AWS Bedrock supports custom application inference profiles for cost tracking and resource management. Set [bedrock_inference_profile][pydantic_ai.models.bedrock.BedrockModelSettings.bedrock_inference_profile] to route requests through an inference profile while keeping the base model name for detecting model capabilities:

python
from pydantic_ai import Agent
from pydantic_ai.models.bedrock import BedrockConverseModel
from pydantic_ai.providers.bedrock import BedrockProvider

provider = BedrockProvider(region_name='us-east-2')

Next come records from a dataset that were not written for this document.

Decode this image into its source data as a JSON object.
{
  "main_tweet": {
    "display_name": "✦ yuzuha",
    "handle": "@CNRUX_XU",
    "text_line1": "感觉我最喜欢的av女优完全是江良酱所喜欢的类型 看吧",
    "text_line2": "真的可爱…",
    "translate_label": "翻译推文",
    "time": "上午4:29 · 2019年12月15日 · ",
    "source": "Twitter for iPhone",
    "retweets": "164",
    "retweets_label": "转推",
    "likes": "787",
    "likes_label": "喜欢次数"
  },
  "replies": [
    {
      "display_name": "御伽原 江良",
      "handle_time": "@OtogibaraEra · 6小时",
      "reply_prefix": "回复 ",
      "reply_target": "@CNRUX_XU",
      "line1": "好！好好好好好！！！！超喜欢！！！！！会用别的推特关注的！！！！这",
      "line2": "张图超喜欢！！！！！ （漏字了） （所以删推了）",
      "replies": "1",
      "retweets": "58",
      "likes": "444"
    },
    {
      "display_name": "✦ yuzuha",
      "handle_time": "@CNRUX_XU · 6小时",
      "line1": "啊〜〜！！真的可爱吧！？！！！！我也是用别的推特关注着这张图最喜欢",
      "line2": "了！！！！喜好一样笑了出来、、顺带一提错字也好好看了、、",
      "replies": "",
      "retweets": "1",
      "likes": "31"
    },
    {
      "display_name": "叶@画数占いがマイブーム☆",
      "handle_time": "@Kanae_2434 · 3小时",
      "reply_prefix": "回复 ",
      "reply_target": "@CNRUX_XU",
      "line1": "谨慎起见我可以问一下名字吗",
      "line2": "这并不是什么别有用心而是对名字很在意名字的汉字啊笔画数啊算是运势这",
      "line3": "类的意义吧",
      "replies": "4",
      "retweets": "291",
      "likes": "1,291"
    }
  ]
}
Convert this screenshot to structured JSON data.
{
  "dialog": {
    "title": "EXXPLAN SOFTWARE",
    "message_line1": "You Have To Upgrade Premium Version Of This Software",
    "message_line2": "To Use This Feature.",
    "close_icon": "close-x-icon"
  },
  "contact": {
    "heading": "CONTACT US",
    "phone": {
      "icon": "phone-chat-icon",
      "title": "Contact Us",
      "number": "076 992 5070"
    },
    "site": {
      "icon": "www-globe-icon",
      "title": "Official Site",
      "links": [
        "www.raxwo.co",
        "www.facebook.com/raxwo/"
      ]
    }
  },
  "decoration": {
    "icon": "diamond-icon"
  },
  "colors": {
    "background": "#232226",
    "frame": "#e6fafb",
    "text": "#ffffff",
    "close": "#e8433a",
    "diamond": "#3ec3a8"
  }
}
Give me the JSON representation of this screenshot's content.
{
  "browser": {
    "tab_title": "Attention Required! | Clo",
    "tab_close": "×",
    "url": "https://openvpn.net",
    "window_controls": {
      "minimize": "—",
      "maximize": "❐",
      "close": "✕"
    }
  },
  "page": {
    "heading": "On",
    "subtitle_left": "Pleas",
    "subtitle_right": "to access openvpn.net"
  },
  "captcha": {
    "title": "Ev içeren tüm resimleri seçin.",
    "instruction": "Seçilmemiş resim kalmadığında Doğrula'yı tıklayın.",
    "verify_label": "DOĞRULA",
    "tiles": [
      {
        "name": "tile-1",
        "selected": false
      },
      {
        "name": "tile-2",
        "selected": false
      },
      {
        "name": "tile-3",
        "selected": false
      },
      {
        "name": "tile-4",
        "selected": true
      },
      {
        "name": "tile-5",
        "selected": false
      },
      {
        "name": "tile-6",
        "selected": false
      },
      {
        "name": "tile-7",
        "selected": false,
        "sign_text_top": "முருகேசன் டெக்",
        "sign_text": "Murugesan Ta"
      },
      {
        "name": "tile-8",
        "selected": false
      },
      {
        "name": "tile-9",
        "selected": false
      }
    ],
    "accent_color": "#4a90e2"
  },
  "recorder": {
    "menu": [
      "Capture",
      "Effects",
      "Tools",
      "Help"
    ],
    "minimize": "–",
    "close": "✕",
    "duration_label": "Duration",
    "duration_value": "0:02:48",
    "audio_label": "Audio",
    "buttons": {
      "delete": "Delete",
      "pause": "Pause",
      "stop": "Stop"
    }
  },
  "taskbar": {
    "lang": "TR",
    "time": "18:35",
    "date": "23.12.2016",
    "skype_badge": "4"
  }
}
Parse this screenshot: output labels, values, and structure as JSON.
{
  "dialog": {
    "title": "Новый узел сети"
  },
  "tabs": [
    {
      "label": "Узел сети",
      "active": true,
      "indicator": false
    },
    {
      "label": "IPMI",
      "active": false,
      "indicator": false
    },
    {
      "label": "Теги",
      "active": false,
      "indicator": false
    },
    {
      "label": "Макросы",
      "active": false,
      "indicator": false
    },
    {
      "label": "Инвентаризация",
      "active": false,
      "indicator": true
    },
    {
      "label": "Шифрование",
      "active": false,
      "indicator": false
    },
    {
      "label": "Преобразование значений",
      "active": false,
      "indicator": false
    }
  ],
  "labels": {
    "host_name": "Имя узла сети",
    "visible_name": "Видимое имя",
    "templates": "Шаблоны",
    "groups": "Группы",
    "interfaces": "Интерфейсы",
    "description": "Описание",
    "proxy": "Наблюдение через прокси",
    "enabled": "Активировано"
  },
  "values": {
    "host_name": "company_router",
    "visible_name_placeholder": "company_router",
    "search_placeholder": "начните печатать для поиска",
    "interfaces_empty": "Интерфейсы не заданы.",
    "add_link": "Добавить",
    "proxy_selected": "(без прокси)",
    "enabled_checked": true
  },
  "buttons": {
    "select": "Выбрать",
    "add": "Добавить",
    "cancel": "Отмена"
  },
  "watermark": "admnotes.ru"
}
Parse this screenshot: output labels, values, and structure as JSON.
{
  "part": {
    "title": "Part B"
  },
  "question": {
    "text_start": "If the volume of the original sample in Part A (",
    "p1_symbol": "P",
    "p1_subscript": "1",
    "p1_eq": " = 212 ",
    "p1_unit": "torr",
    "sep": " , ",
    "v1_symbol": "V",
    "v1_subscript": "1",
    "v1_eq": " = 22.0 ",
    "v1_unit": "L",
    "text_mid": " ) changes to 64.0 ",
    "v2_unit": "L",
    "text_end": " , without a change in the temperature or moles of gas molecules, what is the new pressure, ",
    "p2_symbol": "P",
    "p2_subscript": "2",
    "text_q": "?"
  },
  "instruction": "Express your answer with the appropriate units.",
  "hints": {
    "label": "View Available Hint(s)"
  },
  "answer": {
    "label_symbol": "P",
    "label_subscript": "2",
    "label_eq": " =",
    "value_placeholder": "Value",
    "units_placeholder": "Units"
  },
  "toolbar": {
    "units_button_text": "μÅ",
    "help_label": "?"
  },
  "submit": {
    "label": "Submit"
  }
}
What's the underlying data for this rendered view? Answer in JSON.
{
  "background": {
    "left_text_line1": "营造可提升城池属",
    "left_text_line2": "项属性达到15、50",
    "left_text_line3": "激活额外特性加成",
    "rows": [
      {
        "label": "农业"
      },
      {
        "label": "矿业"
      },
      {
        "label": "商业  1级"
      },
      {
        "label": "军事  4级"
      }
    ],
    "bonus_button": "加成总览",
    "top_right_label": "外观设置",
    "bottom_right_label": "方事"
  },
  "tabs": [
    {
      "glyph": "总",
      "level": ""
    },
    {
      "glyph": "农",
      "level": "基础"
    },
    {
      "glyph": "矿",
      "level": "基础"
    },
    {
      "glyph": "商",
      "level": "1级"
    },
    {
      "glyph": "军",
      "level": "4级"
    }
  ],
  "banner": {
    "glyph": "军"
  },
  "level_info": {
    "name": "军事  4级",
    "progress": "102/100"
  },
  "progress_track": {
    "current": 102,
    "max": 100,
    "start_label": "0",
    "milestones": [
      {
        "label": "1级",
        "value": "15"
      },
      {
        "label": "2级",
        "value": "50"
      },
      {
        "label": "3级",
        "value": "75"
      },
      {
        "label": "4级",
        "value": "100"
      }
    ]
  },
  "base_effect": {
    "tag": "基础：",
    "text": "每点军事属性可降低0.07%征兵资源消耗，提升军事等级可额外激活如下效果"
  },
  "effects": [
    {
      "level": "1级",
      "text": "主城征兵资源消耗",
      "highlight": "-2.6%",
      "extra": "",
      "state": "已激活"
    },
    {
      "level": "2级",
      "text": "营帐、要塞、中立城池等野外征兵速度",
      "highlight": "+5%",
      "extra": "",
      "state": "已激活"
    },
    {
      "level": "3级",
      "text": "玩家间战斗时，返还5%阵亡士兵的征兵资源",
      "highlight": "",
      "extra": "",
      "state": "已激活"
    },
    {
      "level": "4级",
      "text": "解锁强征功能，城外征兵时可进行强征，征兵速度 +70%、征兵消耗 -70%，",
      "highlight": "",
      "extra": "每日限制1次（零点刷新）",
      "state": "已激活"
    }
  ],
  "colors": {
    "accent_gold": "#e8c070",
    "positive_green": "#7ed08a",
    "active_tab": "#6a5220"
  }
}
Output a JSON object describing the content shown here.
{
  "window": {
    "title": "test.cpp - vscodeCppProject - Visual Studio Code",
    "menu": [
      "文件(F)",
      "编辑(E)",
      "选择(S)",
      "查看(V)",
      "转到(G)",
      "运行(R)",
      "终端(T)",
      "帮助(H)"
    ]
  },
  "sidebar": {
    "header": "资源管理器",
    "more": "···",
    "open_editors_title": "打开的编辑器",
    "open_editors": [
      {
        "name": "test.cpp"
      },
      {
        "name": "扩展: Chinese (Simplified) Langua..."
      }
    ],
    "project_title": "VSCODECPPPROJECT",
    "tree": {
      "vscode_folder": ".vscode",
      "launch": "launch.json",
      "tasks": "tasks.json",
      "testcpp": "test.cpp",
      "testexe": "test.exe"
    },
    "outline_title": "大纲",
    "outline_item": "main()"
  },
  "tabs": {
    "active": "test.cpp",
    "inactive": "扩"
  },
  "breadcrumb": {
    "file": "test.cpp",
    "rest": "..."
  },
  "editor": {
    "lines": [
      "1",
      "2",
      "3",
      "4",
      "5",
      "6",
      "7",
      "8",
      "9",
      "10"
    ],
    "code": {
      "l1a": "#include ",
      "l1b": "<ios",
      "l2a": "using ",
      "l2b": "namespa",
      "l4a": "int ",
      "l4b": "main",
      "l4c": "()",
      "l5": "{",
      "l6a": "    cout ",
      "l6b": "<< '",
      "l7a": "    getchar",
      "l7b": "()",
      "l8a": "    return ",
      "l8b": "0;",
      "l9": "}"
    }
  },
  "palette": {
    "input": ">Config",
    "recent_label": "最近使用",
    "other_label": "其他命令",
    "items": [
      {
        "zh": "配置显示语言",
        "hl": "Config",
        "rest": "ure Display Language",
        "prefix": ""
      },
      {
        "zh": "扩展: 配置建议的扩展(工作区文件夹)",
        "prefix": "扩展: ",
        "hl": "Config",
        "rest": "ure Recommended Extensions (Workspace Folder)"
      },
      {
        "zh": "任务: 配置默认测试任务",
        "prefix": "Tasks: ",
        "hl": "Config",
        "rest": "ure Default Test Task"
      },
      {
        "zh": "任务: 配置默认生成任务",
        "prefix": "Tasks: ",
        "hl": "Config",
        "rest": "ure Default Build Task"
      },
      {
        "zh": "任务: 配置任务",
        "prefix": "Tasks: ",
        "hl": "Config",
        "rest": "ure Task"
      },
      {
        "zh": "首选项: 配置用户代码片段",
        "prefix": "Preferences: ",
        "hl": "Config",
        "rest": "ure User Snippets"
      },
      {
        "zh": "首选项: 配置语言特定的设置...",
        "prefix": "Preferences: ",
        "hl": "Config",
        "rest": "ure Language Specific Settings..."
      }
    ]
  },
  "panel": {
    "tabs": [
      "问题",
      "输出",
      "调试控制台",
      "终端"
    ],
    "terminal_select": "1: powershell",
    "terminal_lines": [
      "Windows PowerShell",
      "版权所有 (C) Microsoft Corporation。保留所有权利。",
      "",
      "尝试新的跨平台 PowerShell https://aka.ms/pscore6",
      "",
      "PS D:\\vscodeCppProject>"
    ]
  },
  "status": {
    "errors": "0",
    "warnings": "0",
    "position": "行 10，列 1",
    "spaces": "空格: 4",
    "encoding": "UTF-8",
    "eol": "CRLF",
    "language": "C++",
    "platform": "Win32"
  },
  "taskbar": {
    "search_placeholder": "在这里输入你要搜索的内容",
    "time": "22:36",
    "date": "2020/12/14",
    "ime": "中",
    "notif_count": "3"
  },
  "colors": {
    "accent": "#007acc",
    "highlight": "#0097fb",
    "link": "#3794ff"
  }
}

model = BedrockConverseModel(
    'us.anthropic.claude-opus-4-5-20251101-v1:0',
    provider=provider,
    settings={
        'bedrock_inference_profile': 'arn:aws:bedrock:us-east-2:123456789012:application-inference-profile/my-profile',
    },
)

agent = Agent(model)

Configuring Retries

Bedrock uses boto3's built-in retry mechanisms. You can configure retry behavior by passing a custom boto3 client with retry settings:

python
import boto3
from botocore.config import Config

from pydantic_ai import Agent
from pydantic_ai.models.bedrock import BedrockConverseModel
from pydantic_ai.providers.bedrock import BedrockProvider

# Configure retry settings
config = Config(
    retries={
        'max_attempts': 5,
        'mode': 'adaptive'  # Recommended for rate limiting
    }
)

bedrock_client = boto3.client(
    'bedrock-runtime',
    region_name='us-east-1',
    config=config
)

model = BedrockConverseModel(
    'us.amazon.nova-micro-v1:0',
    provider=BedrockProvider(bedrock_client=bedrock_client),
)
agent = Agent(model)

Retry Modes

  • 'legacy' (default): 5 attempts, basic retry behavior
  • 'standard': 3 attempts, more comprehensive error coverage
  • 'adaptive': 3 attempts with client-side rate limiting (recommended for handling ThrottlingException)

For more details on boto3 retry configuration, see the AWS boto3 documentation.

!!! note Unlike other providers that use httpx for HTTP requests, Bedrock uses boto3's native retry mechanisms. The retry strategies described in HTTP Request Retries do not apply to Bedrock.